Apex Securities said the tariff war could result in a realignment of orders.
PETALING JAYA: As the tariff war takes shape, a full-scale relocation of electronic manufacturing services (EMS) factories from Malaysia to the United States remains unlikely, according to analysts.
High costs, capacity constraints and the expected continuation of outsourcing activities are seen as the key factors preventing a full-scale relocation.
However, Apex Securities stated that the tariff war could result in a realignment of orders.
This is particularly for low-complexity consumer devices.
Meanwhile, Maybank Investment Bank Research (Maybank IB) expects shipment delays to affect EMS players due to ongoing US negotiations and subdued consumer electronics demand.
In the near term, the research house believes customers are expected to absorb tariff costs under existing agreements.

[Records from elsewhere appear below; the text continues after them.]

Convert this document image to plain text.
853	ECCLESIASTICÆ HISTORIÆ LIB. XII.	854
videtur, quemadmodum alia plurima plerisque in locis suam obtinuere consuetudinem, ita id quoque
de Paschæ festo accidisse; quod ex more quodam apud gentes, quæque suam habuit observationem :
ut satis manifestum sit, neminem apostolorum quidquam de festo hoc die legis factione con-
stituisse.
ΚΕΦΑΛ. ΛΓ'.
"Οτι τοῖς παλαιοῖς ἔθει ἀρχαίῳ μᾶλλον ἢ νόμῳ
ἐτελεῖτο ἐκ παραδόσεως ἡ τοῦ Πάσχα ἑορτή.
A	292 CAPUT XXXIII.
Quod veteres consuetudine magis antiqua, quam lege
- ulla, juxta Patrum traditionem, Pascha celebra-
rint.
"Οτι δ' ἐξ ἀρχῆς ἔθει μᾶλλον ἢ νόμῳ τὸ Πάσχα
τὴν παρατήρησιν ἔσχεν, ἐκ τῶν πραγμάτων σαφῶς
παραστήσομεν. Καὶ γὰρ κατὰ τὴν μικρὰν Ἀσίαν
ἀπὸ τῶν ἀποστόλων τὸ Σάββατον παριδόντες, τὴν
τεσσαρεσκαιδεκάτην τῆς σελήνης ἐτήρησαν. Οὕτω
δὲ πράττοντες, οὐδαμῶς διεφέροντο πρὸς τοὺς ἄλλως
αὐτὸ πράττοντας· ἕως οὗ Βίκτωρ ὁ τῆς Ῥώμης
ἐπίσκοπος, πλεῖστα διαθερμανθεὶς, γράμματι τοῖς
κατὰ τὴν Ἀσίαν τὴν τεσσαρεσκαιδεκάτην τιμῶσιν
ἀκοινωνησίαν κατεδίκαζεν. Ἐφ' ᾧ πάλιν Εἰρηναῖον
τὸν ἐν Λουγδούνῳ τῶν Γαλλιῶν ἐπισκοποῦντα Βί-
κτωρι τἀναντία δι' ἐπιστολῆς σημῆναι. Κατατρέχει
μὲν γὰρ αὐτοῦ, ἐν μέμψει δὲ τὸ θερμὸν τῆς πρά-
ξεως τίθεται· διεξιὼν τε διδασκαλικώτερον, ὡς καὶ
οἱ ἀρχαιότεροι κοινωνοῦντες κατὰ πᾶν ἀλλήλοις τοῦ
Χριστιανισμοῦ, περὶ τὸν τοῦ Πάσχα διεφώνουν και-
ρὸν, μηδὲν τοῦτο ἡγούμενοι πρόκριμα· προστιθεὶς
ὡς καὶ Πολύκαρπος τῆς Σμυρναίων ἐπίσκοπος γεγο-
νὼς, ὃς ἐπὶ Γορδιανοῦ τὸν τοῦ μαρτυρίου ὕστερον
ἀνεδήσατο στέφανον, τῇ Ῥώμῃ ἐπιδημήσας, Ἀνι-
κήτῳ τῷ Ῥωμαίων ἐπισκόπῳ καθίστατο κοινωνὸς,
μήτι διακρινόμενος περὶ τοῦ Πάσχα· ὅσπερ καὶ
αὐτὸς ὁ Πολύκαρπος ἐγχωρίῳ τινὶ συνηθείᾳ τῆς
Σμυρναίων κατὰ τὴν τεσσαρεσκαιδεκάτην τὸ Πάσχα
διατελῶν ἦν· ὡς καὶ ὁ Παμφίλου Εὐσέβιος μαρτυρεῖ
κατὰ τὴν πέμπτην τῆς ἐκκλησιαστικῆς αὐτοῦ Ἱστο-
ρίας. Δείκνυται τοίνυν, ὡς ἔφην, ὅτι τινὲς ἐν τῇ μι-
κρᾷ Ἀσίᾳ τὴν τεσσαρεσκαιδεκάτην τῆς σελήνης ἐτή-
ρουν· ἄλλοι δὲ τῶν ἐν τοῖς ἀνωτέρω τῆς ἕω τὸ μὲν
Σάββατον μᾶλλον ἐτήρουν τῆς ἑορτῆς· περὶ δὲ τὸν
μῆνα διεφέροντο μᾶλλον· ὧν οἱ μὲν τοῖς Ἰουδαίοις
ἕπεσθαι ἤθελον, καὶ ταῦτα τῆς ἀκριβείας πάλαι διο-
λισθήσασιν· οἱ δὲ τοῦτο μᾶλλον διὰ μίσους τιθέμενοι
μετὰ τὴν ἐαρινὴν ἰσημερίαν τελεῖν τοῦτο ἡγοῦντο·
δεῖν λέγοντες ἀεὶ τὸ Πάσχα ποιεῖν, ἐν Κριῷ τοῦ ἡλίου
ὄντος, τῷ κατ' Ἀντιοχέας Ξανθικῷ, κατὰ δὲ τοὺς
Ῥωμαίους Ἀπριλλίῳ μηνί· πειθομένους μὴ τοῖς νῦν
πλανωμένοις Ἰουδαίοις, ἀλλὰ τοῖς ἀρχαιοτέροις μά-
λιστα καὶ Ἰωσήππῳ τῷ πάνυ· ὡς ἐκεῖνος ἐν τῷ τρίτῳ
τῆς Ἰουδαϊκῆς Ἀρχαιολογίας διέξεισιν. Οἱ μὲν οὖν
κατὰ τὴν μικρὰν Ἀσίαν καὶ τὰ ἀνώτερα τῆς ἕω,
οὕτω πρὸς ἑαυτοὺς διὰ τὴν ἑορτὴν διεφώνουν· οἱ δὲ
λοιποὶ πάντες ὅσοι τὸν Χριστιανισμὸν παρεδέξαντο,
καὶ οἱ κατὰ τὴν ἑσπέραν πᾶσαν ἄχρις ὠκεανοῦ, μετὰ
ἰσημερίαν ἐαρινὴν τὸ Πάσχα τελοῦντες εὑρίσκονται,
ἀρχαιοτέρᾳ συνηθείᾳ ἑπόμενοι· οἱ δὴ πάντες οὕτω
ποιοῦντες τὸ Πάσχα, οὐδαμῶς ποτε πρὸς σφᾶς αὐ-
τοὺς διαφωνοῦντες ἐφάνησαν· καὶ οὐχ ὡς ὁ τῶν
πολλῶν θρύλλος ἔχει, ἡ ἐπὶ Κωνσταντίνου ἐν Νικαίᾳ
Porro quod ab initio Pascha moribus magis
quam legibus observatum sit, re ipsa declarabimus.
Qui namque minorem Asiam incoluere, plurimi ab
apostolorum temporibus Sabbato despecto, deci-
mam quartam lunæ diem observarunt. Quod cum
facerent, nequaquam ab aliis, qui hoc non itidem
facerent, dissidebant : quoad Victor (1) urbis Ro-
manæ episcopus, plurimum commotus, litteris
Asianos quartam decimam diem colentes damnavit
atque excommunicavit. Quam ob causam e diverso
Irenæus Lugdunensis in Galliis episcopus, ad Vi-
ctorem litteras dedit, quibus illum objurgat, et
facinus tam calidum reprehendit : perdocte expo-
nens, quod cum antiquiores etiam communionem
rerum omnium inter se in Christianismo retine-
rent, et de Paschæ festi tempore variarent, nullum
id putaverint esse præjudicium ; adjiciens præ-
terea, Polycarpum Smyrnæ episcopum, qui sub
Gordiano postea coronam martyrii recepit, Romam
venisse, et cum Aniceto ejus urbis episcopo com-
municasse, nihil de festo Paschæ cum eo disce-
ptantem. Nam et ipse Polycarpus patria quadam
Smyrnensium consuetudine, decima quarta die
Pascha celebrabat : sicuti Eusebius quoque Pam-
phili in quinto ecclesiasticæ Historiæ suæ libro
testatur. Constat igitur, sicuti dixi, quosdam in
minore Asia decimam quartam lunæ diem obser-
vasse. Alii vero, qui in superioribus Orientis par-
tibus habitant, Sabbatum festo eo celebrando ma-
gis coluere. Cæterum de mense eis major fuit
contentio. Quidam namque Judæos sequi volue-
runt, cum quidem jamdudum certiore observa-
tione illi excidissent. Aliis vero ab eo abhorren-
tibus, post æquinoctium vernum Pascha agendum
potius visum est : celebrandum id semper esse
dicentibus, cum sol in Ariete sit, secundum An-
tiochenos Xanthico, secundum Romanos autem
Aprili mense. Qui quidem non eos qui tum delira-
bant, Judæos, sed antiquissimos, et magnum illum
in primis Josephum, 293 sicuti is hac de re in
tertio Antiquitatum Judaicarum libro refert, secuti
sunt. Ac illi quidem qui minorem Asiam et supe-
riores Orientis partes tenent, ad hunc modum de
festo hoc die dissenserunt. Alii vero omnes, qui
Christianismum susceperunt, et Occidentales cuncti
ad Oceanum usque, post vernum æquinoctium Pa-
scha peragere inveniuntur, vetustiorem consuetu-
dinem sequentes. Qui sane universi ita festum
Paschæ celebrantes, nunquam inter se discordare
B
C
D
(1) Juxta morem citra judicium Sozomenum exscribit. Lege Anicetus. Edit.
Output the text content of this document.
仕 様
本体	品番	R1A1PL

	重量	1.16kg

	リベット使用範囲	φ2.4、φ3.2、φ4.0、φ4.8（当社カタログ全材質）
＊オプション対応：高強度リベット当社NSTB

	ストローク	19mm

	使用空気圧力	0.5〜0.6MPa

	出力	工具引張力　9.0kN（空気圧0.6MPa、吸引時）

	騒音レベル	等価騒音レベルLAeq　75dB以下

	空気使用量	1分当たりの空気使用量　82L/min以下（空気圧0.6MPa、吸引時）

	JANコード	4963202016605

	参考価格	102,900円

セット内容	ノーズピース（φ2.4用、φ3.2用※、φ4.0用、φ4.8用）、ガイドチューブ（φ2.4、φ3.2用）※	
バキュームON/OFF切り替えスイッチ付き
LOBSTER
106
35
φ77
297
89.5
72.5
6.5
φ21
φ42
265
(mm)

With a positive outlook for the EMS sector, Maybank IB said the ongoing tariff war may still put Malaysia in a favourable position compared to other Asean countries.
This is given the lower tariff rates imposed on Malaysia for the time being.
“We may still be able to drive foreign direct investment inflow into the region but we do foresee delays.”
Maybank IB advocates that investors position themselves into companies with diversified operations or products and services that have strong customer retention.
“However, valuations now appear more attractive, in our view,” it said in a note.
Based on its sensitivity analysis, Maybank IB said for every 10% decline in revenue, valuations could contract by up to 10% to 30%, depending on margin structures.